Tomato Toast with Serrania Jamon

Our take on the classic pan con tomate.

5 minutes • Serves 2

There’s something deeply satisfying about the simple, rustic combination of bread, ripe tomato, and golden olive oil. Catalonians eat some version of this dish almost every day, and it’s a part of any good tapas spread, whether you’re at a bar, a restaurant, or in your own home. Since there are only a few ingredients, make sure they’re all as fresh and high-quality as can be.



  • 2 ripe tomatoes
  • 2 cloves of garlic, halved
  • Spanish extra-virgin olive oil
  • Kosher salt
  • 1.5-2 oz Mercado Famous’ Serrania Jamon
  • 4 slices rustic bread, french baguette, or anything with a good crust and a fluffy interior



Step 1: Cut tomatoes in half crosswise. Place a box grater into a large bowl. Rub cut faces of tomatoes over the large holes of the box grater, using the flat palm of your hand to move the tomatoes back and forth. Discard skin and season tomato pulp with a pinch of salt.
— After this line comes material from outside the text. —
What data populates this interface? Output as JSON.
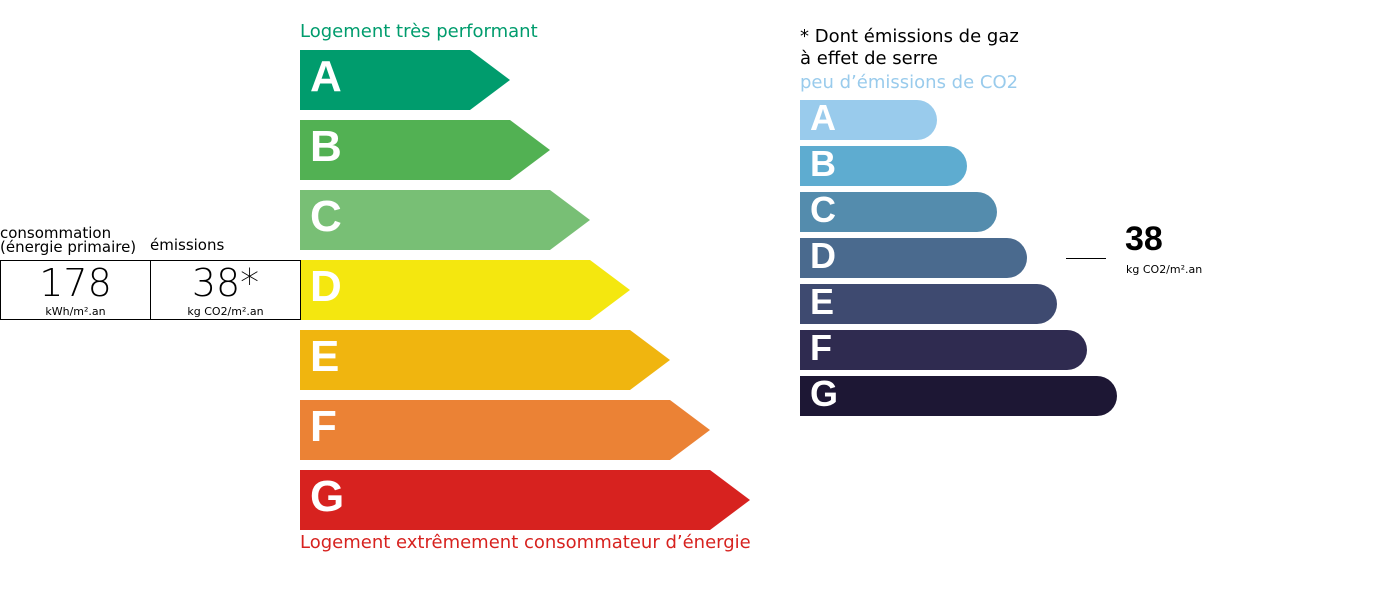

Step 2: Brush one side of the bread with olive oil and season with kosher salt. Place bread, oiled side up, on a metal rack set in a tray or directly on the top rack of the oven and broil until crisp and starting to char around the edges, 2 to 3 minutes.
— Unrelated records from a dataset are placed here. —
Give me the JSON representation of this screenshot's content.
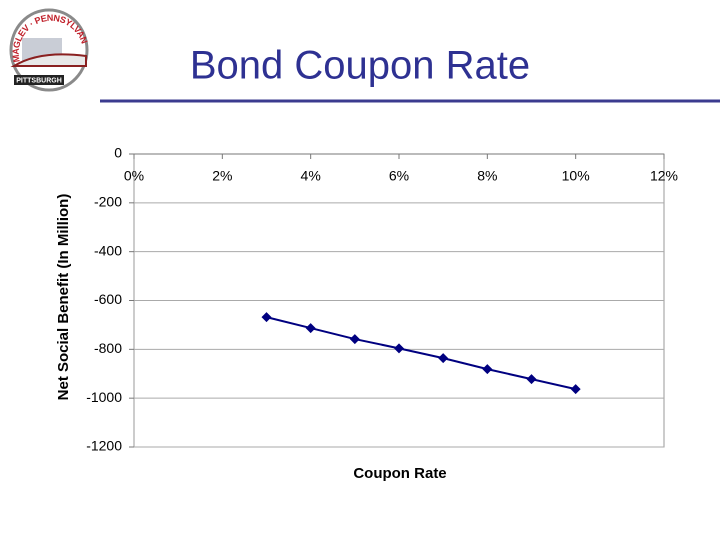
{
  "logo": {
    "top": "MAGLEV · PENNSYLVANIA",
    "bottom": "PITTSBURGH"
  },
  "chart_data": {
    "type": "line",
    "title": "Bond Coupon Rate",
    "x_label": "Coupon Rate",
    "y_label": "Net Social Benefit (In Million)",
    "x": [
      3,
      4,
      5,
      6,
      7,
      8,
      9,
      10
    ],
    "series": [
      {
        "name": "Net Social Benefit",
        "color": "#000080",
        "values": [
          -668,
          -713,
          -758,
          -796,
          -836,
          -881,
          -922,
          -963
        ]
      }
    ],
    "xlim": [
      0,
      12
    ],
    "xticks": [
      {
        "value": 0,
        "label": "0%"
      },
      {
        "value": 2,
        "label": "2%"
      },
      {
        "value": 4,
        "label": "4%"
      },
      {
        "value": 6,
        "label": "6%"
      },
      {
        "value": 8,
        "label": "8%"
      },
      {
        "value": 10,
        "label": "10%"
      },
      {
        "value": 12,
        "label": "12%"
      }
    ],
    "ylim": [
      -1200,
      0
    ],
    "yticks": [
      0,
      -200,
      -400,
      -600,
      -800,
      -1000,
      -1200
    ],
    "grid": true
  }
}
Step 3: Remove bread from the oven and rub with the halved garlic cloves. Spoon tomato mixture over bread. Drizzle with remaining extra-virgin olive oil and season with flaky sea salt. Place Mercado Famous Jamon on top and serve immediately.

Pare it down: Instead of using a box grater to grate the tomatoes, rub the tomato faces directly on the bread after step removing from the oven and rubbing with the halved garlic. Discard the tomato skins. That’s the Spanish way!